About Ironwood Pharmaceuticals
Ironwood Pharmaceuticals (IRWD) is a commercial biotechnology company focused on creating medicines that make a difference for patients, building value for our fellow shareholders, and empowering our passionate team. We are commercializing two innovative primary care products: linaclotide, the U.S. branded prescription market leader for adults with irritable bowel syndrome with constipation (IBS-C) or chronic idiopathic constipation (CIC), and lesinurad, which is approved to be taken with a xanthine oxidase inhibitor (XOI), or as a fixed-dose combination with allopurinol, for the treatment of hyperuricemia associated with gout. We are also advancing a pipeline of innovative product candidates in areas of significant unmet need, including uncontrolled gastroesophageal reflux disease, diabetic nephropathy, heart failure with preserved ejection fraction, achalasia and sickle cell disease. Ironwood was founded in 1998 and is headquartered in Cambridge, Mass. For more information, please visit www.ironwoodpharma.com or www.twitter.com/ironwoodpharma; information that may be important to investors will be routinely posted in both these locations.

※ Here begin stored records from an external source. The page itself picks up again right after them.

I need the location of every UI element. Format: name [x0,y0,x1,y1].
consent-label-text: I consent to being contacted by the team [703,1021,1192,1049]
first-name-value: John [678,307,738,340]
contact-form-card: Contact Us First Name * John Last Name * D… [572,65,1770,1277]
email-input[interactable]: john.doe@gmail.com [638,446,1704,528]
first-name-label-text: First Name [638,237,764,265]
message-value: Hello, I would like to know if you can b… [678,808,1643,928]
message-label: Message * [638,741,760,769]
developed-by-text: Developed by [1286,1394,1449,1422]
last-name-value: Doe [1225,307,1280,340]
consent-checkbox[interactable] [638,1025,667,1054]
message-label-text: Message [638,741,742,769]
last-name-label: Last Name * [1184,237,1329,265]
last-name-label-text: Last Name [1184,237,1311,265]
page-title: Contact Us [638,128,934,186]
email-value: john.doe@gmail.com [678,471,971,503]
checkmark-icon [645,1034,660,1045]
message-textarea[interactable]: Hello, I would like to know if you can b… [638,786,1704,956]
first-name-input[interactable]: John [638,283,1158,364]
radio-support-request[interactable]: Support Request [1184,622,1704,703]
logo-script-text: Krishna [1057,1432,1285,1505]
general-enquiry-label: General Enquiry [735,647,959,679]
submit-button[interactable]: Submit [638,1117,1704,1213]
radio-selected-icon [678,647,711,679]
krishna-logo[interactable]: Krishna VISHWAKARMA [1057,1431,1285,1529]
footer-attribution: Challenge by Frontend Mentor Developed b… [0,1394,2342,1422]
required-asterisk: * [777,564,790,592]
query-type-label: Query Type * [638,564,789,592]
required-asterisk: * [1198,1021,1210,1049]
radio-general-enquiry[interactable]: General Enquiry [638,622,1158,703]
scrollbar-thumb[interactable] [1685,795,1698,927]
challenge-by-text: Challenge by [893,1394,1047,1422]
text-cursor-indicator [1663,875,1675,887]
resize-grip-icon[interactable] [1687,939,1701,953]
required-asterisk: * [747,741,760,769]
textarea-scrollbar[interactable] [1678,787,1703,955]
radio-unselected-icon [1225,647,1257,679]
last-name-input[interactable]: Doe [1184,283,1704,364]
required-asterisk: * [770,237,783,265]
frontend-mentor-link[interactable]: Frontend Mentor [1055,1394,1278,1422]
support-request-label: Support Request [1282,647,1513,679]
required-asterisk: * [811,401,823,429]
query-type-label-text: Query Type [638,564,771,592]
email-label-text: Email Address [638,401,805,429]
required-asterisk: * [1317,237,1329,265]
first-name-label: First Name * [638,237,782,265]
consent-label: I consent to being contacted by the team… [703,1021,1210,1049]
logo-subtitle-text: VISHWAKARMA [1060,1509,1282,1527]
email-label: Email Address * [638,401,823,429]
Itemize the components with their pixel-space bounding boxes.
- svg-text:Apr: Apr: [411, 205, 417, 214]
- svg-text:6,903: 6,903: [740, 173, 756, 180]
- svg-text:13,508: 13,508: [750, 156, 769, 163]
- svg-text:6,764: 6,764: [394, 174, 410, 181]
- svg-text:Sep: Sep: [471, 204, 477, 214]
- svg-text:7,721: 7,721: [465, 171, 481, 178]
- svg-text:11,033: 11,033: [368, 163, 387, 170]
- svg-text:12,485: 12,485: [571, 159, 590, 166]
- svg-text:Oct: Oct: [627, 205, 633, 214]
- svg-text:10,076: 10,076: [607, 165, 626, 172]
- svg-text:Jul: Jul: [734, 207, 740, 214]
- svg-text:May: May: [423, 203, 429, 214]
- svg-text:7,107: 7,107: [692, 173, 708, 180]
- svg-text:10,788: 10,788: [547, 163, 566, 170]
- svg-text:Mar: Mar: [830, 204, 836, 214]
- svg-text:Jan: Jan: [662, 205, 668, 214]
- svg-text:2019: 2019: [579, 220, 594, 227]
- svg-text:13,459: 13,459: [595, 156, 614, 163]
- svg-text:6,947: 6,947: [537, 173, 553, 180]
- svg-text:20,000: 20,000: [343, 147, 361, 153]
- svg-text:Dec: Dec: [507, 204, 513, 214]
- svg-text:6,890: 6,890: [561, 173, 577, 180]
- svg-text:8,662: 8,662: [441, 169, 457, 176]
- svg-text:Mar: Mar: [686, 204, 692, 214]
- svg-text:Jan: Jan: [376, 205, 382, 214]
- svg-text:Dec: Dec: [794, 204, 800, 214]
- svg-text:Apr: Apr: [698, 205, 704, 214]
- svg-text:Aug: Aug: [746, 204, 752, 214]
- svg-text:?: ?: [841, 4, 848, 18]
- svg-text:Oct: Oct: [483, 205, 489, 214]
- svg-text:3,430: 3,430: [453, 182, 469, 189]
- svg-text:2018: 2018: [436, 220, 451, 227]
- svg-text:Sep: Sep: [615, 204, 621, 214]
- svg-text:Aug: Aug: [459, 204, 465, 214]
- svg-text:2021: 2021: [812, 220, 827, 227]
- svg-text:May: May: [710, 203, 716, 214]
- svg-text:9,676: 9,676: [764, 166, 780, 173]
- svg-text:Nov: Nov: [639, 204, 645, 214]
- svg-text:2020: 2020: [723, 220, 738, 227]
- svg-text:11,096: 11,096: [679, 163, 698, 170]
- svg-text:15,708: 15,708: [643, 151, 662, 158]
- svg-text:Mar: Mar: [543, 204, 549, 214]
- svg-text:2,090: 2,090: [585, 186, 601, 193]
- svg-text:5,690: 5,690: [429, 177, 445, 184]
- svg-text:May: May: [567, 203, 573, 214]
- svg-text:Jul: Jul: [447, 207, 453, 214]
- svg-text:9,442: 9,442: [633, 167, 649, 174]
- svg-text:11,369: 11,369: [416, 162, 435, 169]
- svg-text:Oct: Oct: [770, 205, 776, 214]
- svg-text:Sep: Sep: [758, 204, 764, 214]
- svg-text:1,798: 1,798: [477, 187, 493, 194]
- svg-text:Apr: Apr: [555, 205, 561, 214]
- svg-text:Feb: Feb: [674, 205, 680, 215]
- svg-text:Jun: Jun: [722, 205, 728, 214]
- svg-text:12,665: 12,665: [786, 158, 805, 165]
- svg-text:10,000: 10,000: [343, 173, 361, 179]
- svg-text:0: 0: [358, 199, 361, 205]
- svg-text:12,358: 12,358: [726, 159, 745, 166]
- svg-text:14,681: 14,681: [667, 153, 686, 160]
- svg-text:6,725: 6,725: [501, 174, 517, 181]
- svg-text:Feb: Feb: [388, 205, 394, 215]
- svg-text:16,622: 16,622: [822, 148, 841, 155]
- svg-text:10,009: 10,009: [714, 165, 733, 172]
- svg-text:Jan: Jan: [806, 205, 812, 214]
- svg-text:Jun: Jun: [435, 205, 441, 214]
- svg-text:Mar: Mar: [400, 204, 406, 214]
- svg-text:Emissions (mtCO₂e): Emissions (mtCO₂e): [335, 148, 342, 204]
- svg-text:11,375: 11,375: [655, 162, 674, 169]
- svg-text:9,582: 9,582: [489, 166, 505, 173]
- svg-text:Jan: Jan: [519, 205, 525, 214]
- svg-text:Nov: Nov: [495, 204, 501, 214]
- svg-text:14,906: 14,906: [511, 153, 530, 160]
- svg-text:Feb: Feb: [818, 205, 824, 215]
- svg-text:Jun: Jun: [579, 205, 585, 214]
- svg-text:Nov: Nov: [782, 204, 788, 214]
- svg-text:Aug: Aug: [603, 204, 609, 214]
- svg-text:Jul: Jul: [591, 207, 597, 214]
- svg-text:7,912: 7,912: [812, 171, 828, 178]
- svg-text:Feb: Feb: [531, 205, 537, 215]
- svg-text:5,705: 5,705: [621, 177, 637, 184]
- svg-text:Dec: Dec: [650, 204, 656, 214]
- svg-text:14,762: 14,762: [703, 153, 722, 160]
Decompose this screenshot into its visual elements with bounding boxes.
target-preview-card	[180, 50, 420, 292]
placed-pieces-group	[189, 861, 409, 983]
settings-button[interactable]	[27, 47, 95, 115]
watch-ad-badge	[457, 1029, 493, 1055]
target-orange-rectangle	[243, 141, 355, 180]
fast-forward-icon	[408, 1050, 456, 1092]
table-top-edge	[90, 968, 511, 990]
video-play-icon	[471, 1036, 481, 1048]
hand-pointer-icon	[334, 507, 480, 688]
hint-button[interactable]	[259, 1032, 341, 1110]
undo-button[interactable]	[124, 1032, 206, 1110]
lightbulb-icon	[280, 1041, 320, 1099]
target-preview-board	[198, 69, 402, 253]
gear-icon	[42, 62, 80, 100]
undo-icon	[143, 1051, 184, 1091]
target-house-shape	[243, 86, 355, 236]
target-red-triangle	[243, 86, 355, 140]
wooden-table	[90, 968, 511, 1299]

Ironwood, its directors and certain of its executive officers may be deemed to be participants in the solicitation of proxies from shareholders in connection with the matters to be considered at the Company’s 2018 Annual Meeting of Shareholders. The Company intends to file a proxy statement and WHITE proxy card with the U.S. Securities and Exchange Commission (the “SEC”) in connection with any such solicitation of proxies from shareholders. SHAREHOLDERS ARE STRONGLY ENCOURAGED TO READ ANY SUCH PROXY STATEMENT AND ACCOMPANYING WHITE PROXY CARD WHEN THEY BECOME AVAILABLE AS THEY WILL CONTAIN IMPORTANT INFORMATION. Information regarding the ownership of the Company’s directors and executive officers in Company stock and other securities is included in their SEC filings on Forms 3, 4, and 5, which can be found through the Company’s website (www.ironwoodpharma.com) in the section “Investors” or through the SEC’s website at www.sec.gov. Additional information about Ironwood’s directors and executive officers and their interests is set forth in Ironwood’s Annual Report on Form 10-K for the fiscal year ended December 31, 2017, which was filed with the SEC on February 22, 2018, and Ironwood’s proxy statement for its 2017 Annual Meeting of Shareholders, which was filed with the SEC on April 18, 2017, and in the Company’s other SEC filings, which can be found through the Company’s website (www.ironwoodpharma.com) in the section “Investors” or through the SEC’s website at www.sec.gov. More detailed and updated information regarding the identity of potential participants, and their direct or indirect interests, by security holdings or otherwise, will be set forth in the proxy statement and other materials to be filed with the SEC in connection with the Company’s 2018 Annual Meeting of Shareholders. Shareholders will be able to obtain any proxy statement, any amendments or supplements to the proxy statement and other documents filed by the Company with the SEC for no charge at the SEC’s website at www.sec.gov. Copies will also be available at no charge at the Company’s website at www.ironwoodpharma.com.